Observing Secular Holidays
By Ürmilä Devé Däsé

THE YEAR IS FULL of holidays and special events unrelated to spiritual life. Even in India, where Janmäñöamé, the anniversary of Kåñëa's divine birth, is a general festival, many other days are dedicated to the country or some ordinary, materialistic person. Outside of India, festival days sometimes even focus on demonic beings such as witches. National holidays, and even religious festivals such as Christmas, are often occasions for diving into intoxication, illicit sex, and materialistic life in general.
If we wish to raise our children to be absorbed only in thoughts of Lord Kåñëa, how should we treat these secular holidays? One approach is, as far as possible, to ignore them. We can tell our children that although the preparations they see around them—sometimes for weeks before the holiday—are certainly attractive, we are interested only in celebrating the Lord’s glories. Children can be satisfied and happy without getting into mundane festivities, especially if their year is full with one exciting devotional festival after another.
Adults often think, however, that because their children will hanker for what glitters all around them, the children must have at least a little of the outside celebration in order not to feel resentful or deprived. Perhaps the adults themselves feel there is something worthwhile in mundane events, or aren’t fully satisfied in spiritual life. But sometimes even when a child’s parents are fully convinced that observing devotional holidays is sufficient, avoiding materialistic celebrations is difficult. Nondevotee relatives, or even other devotees of Kåñëa, may want to pull one into the celebrations, and that influence may be hard to avoid.
A second approach, therefore, is to find a way of relating nondevotional celebrations to Kåñëa. For an originally religious holiday such as Christmas, it is relatively easy to have programs about the life and teachings of Lord Jesus. On Mother’s Day, we can have our children honor their mothers, grandmothers, mother cow, and mother earth. Sometimes a policy of making special days Kåñëa conscious can lead to creative results. For example, one year on Halloween* some of my high school girls dressed up as male devotees and went door to door selling Çréla Prabhupäda's books. We can take our children out to sing the Lord’s names through the crowds that gather for national independence day and other such holidays. On one U.S. holiday (Thanksgiving), we used to take our students in Detroit to the local Hare Krishna Food for Life center to distribute free prasädam, food offered to Lord Kåñëa.
* On Halloween night in the United States, children dress in costumes and go from house to house collecting candy and other treats.
If we decide to have our children celebrate mundane occasions in the same way as the materialists, we greatly risk raising children whose idea of happiness is materialistic. Holidays are the highlights of life, especially for children, who even at a young age note the number of weeks or days until their favorite festival. When these days involve simply sense enjoyment—which for a child can mean games, presents, fireworks, and special food—we indirectly teach that we are living for material pleasure.

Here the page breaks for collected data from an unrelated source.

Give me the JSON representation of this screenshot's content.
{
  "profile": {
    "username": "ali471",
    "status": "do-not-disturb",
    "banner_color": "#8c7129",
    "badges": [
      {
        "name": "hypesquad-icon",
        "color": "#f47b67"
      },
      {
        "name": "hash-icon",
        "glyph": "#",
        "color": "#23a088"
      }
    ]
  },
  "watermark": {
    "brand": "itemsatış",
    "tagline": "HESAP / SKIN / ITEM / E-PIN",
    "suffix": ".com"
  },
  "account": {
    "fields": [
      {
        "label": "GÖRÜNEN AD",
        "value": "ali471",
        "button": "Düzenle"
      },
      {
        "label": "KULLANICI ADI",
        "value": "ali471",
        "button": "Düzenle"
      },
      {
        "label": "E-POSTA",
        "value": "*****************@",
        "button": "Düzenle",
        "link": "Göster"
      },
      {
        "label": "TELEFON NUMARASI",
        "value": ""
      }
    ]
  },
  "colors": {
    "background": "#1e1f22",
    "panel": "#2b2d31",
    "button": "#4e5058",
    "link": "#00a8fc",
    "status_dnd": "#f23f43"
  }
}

Observing our children’s birthdays poses a special problem. In the early days of the Hare Kåñëa movement, when Çréla Prabhupäda was present with us, we rarely, if ever, noted the birthdays of our members, including children. Gradually, however, birthday parties, especially for children, have become more and more common. Once I calculated that every year in the community where I lived we had three times as many birthday parties as devotional festivals. I noted that the children often had “birthday parties” as part of their play.
Should we eliminate birthday parties? That’s probably impossible. We can, however, follow Çréla Prabhupäda's direction that a birthday is a time for charity and austerity. Our children can give gifts on their birthday, rather than receive them. Gatherings can be small and simple so as not to appear to compete with spiritual festivals. And when we invite a few friends for cake and ice cream, we can also read from scripture and chant together.
Our children should grow up convinced that the happiness of Kåñëa's devotees surpasses all the happiness of the material world—even a party.

Ürmilä Devé Däsé and her family run a school in North Carolina. She is the major author and compiler of Vaikuëöha Children, a guide to Kåñëa conscious education for children.

Sharing the Spirit of Christmas - The aromas wafting through Christmas kitchens bring joy to some hearts—but pain to others.

by Viçäkhä-devé däsé

Back to Godhead Magazine 21st December 1986

“Sharing—that's the heart of Christmas!" chimes Better Homes and Gardens. "To celebrate, people share traditions—from gift-giving to party-going—with family, friends, and acquaintances too. And food plays a special part in these yuletide activities. Christmas just wouldn't be Christmas without the aroma of the festive bird and baked goods wafting through the kitchen! ... Once the sharing begins, and you've sampled our treats, you'll realize that fellowship and food go hand in hand in making your holidays memorable."
Typical December tidings? Yes. But for some, those tidings and the accompanying full-page color photo of a stuffed "festive bird" evoke a shudder. Certainly sharing is the heart of Christmas, and giving and receiving food can be a heartfelt exchange. But killing and eating living beings in the name of sharing is definitely not the spirit of Christmas.
Fellowship and sharing should be extended to all God's creatures. Just as a father is horrified to see one of his children killed, so the original father. God, is pained to see our violence toward His other creatures. Desiring to protect His family. He clearly enjoins, "Thou shalt not kill."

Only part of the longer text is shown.